1911 Encyclopædia Britannica/Brag
|←Braemar||1911 Encyclopædia Britannica, Volume 4
|See also Three card brag on Wikipedia, and our 1911 Encyclopædia Britannica disclaimer.|
BRAG, a very old game of cards, probably evolved from the ancient Spanish primero, played by five or six, or more players. It is the ancestor of poker. A full pack is used, the cards ranking as at whist, with certain exceptions. There are no trumps. Each player receives three cards and puts up three stakes. The last round is dealt face upwards: the holder of the highest card irrespective of suits wins the first stake from all the players. In the case of equality, the elder hand wins, but the ace of diamonds is always a winning card. For the second stake the players brag or bet against each other, if they hold either a pair, or a pair-royal (three cards of the same rank). Pairs and pairs-royal take precedence according to the value of the cards composing them, but any pair-royal beats any pair.

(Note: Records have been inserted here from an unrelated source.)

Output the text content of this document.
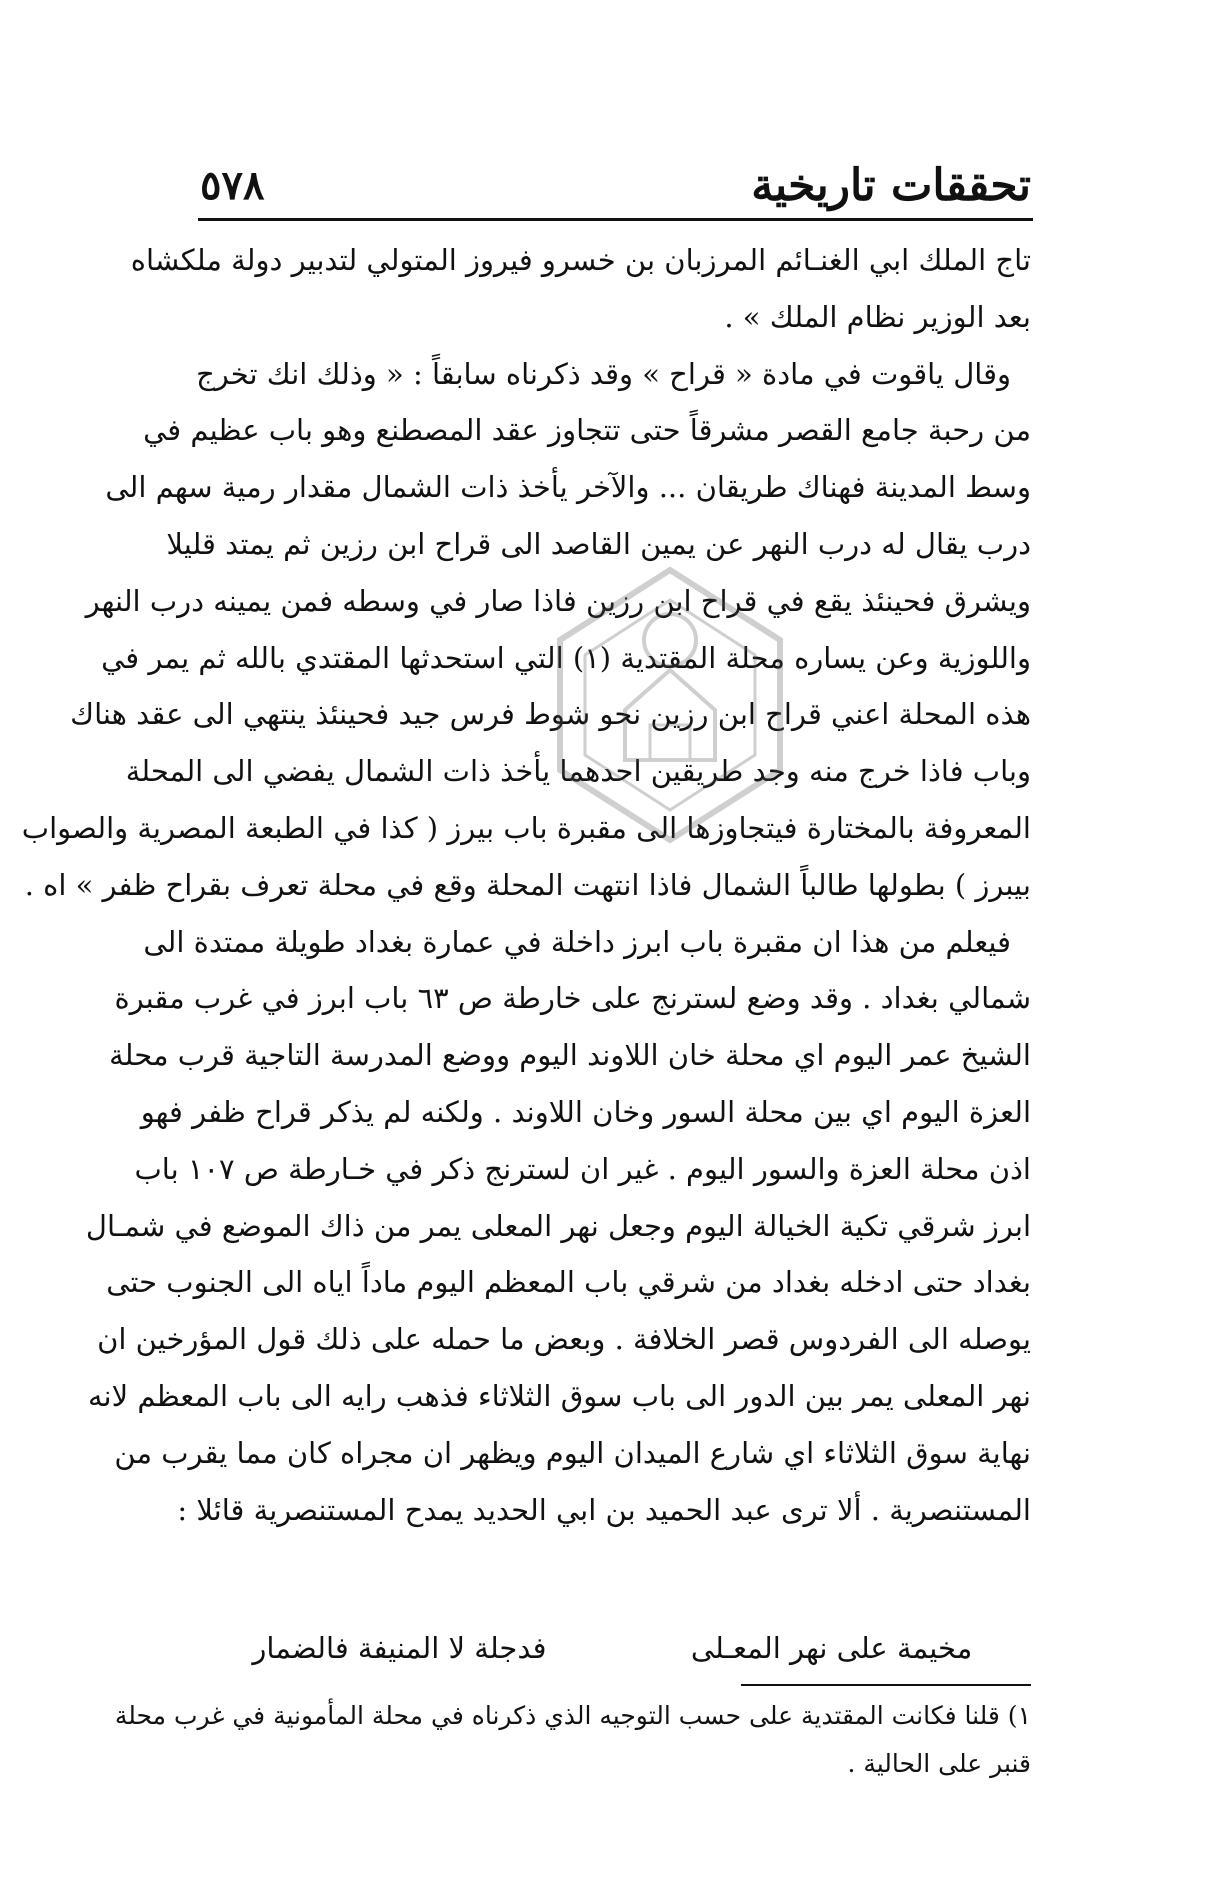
تحققات تاريخية
٥٧٨

تاج الملك ابي الغنـائم المرزبان بن خسرو فيروز المتولي لتدبير دولة ملكشاه

بعد الوزير نظام الملك » .

وقال ياقوت في مادة « قراح » وقد ذكرناه سابقاً : « وذلك انك تخرج

من رحبة جامع القصر مشرقاً حتى تتجاوز عقد المصطنع وهو باب عظيم في

وسط المدينة فهناك طريقان ... والآخر يأخذ ذات الشمال مقدار رمية سهم الى

درب يقال له درب النهر عن يمين القاصد الى قراح ابن رزين ثم يمتد قليلا

ويشرق فحينئذ يقع في قراح ابن رزين فاذا صار في وسطه فمن يمينه درب النهر

واللوزية وعن يساره محلة المقتدية (١) التي استحدثها المقتدي بالله ثم يمر في

هذه المحلة اعني قراح ابن رزين نحو شوط فرس جيد فحينئذ ينتهي الى عقد هناك

وباب فاذا خرج منه وجد طريقين احدهما يأخذ ذات الشمال يفضي الى المحلة

المعروفة بالمختارة فيتجاوزها الى مقبرة باب بيرز ( كذا في الطبعة المصرية والصواب

بيبرز ) بطولها طالباً الشمال فاذا انتهت المحلة وقع في محلة تعرف بقراح ظفر » اه .

فيعلم من هذا ان مقبرة باب ابرز داخلة في عمارة بغداد طويلة ممتدة الى

شمالي بغداد . وقد وضع لسترنج على خارطة ص ٦٣ باب ابرز في غرب مقبرة

الشيخ عمر اليوم اي محلة خان اللاوند اليوم ووضع المدرسة التاجية قرب محلة

العزة اليوم اي بين محلة السور وخان اللاوند . ولكنه لم يذكر قراح ظفر فهو

اذن محلة العزة والسور اليوم . غير ان لسترنج ذكر في خـارطة ص ١٠٧ باب

ابرز شرقي تكية الخيالة اليوم وجعل نهر المعلى يمر من ذاك الموضع في شمـال

بغداد حتى ادخله بغداد من شرقي باب المعظم اليوم ماداً اياه الى الجنوب حتى

يوصله الى الفردوس قصر الخلافة . وبعض ما حمله على ذلك قول المؤرخين ان

نهر المعلى يمر بين الدور الى باب سوق الثلاثاء فذهب رايه الى باب المعظم لانه

نهاية سوق الثلاثاء اي شارع الميدان اليوم ويظهر ان مجراه كان مما يقرب من

المستنصرية . ألا ترى عبد الحميد بن ابي الحديد يمدح المستنصرية قائلا :

مخيمة على نهر المعـلى
فدجلة لا المنيفة فالضمار

١) قلنا فكانت المقتدية على حسب التوجيه الذي ذكرناه في محلة المأمونية في غرب محلة

قنبر على الحالية .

The knave of clubs may be counted as any club, e.g. two twos and the knave of clubs rank as a pair-royal in twos; two aces and the knave as a pair-royal in aces. Sometimes the knave of diamonds is allowed the same privilege, but is inferior to the club knave; e.g. two threes and the club would beat the other two threes and the diamond. Players who accept another's brag must cover his bet and offer another. The third stake is won by the player whose card makes 31 or are nearest to 31 by their pips, aces and court counting ten; but the ace may by arrangement count as 1 or 11. Players may draw from the stack, losing if they over-draw. If one player wins all three stakes, he may receive the value of another stake, or of two or three stakes, all round, as arranged. The deal passes as at whist. Each player should have the same number of deals before the game is abandoned.